I have an hour commute to Stony Brook each way. This is my first semester commuting (and my last semester at Stony Brook) so I don’t know how long other students have to drive to make it to campus, but the drive is both pleasant and stressful. On one hand, I have an hour of free time to listen to podcasts or music or to just think. On the other hand, any traffic on the Southern State and I’m going to be late for class.
But there’s so much more I would be able to do if I didn’t have to actively drive. Coffee snob that I am, my first fantasy is that of a hot water urn built in so I can brew some French-pressed coffee and read ahead of my 100 book goal or do homework for class. Imagine installing a monitor to watch all of Monty Python. I would gain two hours a day back to waste on Facebook because I’m too lazy to delete it.
Driverless cars just make sense. Besides the time saved by not driving, I save even more when I don’t have to park – I can have my car search for spots while I relax and when I need it later, I can have it pick me up. On highways, my car would be able to communicate with others to drive faster with less traffic and more safety.
On Sunday, March 18, one of Uber’s self-driving vehicles killed a woman crossing the street in Tempe, Arizona. And as is always the case when a new technology does something horrible, people started a lot of important conversations.

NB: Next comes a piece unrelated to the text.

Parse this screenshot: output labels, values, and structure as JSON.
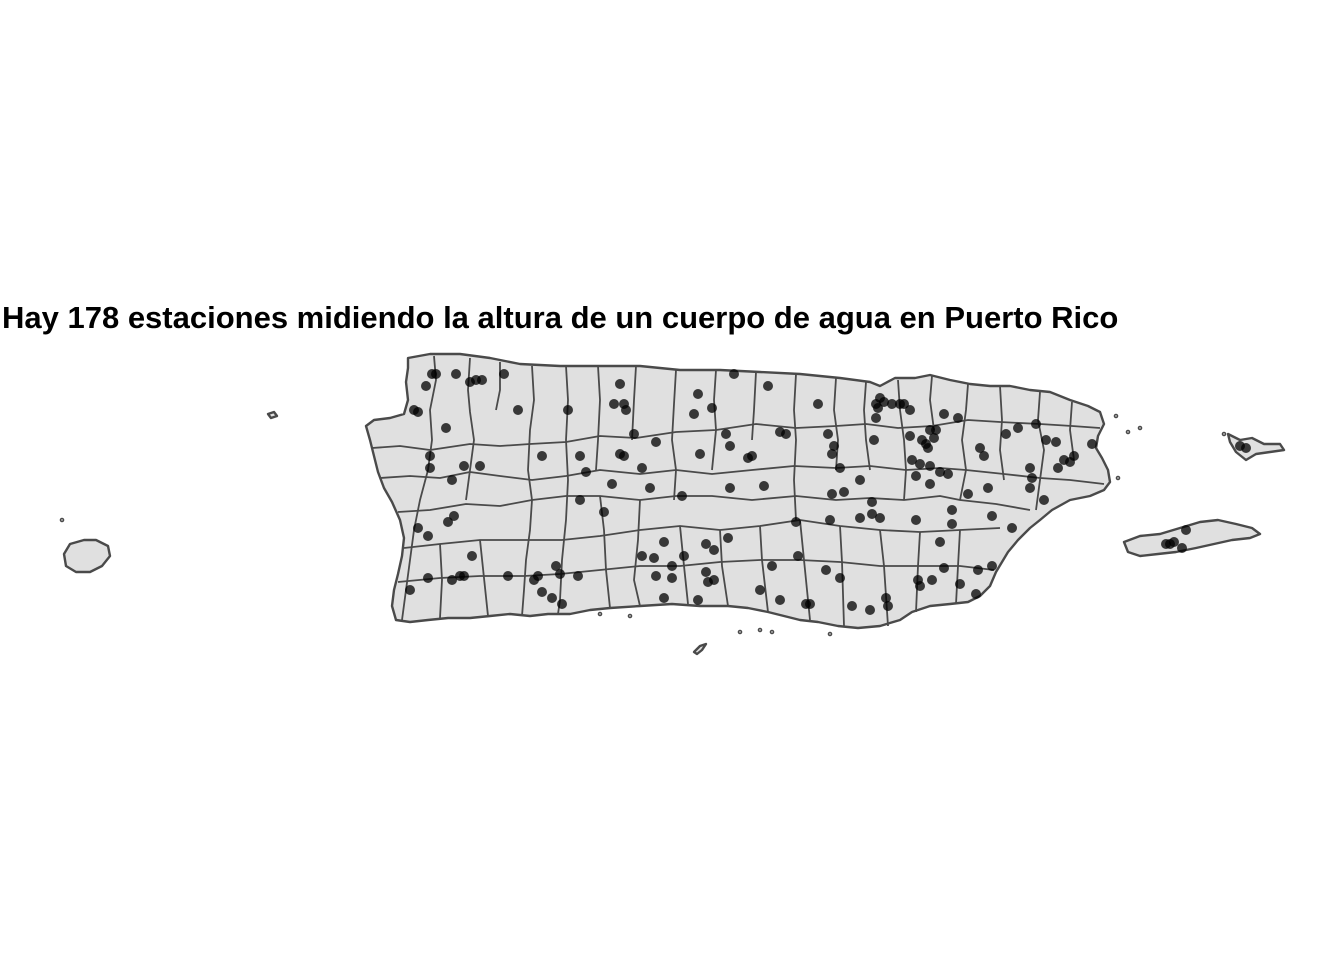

As with all new technologies, the regulations regarding self-driving cars aren’t where they should be yet. That makes sense. As the United States continues to regulate safety, motor-vehicle related deaths per million vehicle miles driven have plummeted, according to the Centers for Disease Control and Prevention.
There are philosophical issues like whether a car should protect the passengers or pedestrians at all costs and how to program the car morally. While I would argue that it is impossible to teach a car morality, it should be possible to make the decisions beforehand and have the vehicles execute them when those situations arise. What do we consider important? The chances of survival? The age of those involved? The fame?
I had a conversation about a Rabbi who argued that the act of driving cars should not be permissible. He posited that there was a certain number of deaths by vehicles every year, so by driving, you tacitly agreed to be part of a system that gets you places faster at the expense of those deaths. But then you can get into the discussion of how many people are saved by cars because they are driven to hospitals. And then you can get into the discussion of public versus private transportation and nuances like the space parking lots take up and the cost of maintaining the subway.
At its core though, all of these conversations stem from the same place. Progress can be scary, is full of bugs and mistakes and puts us in an ever more complicated system. But progress is generally good. Yes, my generation loses some level of patience because we don’t have to navigate Encyclopedia Britannica, but Googling information is great. Yes we’re addicted to our devices — I spent 43 hours and 9 minutes on my phone last week — but we’re still productive.
We live in the future. We have flying cars and boat-cars that we’ve decided we don’t want. We’re worried about our space garbage falling back down on us. Technology is progressing quickly. But how many people have died in human vehicle crashes since the self-driving incident last week? And how many more lives will automated driving save in the future? It’s up to us to perfect the system and move forward.